Skip to main content

The politics of natural resource management and sustainable place making

31 May 2013

Karin Beland Lindahl is a Researcher at the Department of Urban and Rural Development, Swedish University of Agricultural Sciences.  She is spending four months at the Sustainable Places Research Institute, Cardiff University.  While at the Institute, Karin is developing an analytical framework that will be used to explore the prospects of new mining operations in the Swedish rural North.

Her research interests include the politics of natural resource management and sustainable place making. Karin is currently in the start-up phase of two research projects: Mining in the Swedish mountains: exploring long term sustainability pathways, and Governing competing demands on forests.
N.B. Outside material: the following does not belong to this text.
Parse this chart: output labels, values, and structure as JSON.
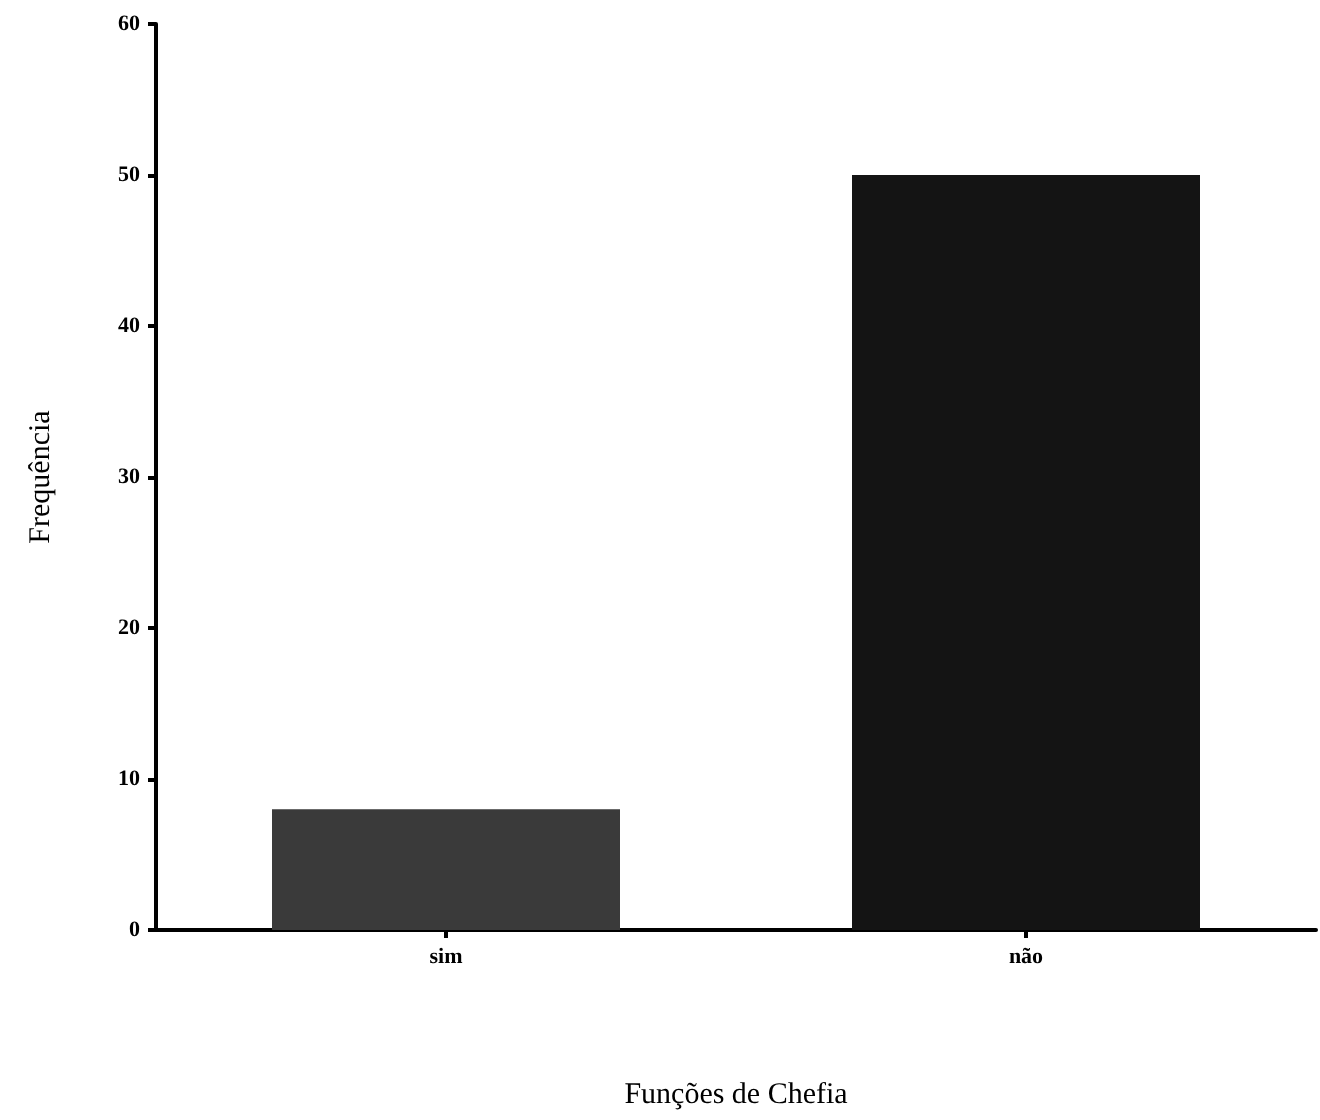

The latter is part of a Swedish interdisciplinary research programme Future Forests.  Both projects are about linking social and ecological systems, understanding conflicts and trade-offs between competing interests, identifying governance tools that support pathways to sustainability and involving actors in the research/policy making process in meaningful ways.  So far, most of her research has focused on understanding natural resource management policy and policy conflicts, using interpretive methods such as frame analysis.  The projects represent a logical extension as they focus on understanding conflicting interests and exploring ways forward in a deliberative process involving the actors. 

The analytical framework being developed will be used to explore the prospects of new mining operations in two communities in the Swedish rural North.  The communities selected for study are historically shaped by large scale resource management (hydro power production and forestry) but face an uncertain future due to restructuring of the traditional resource sectors, an unfavourable demographic structure and their remote location.  Now, large deposits of ore, nickel and other minerals have been found in the region which is also recognised for its high nature conservation values.  Consequently, the mining plans are contested and a key question is if, and under what conditions, mining can constitute a pathway to sustainability?

Karin is delivering a research seminar on this work at the Institute on Wednesday 19 June.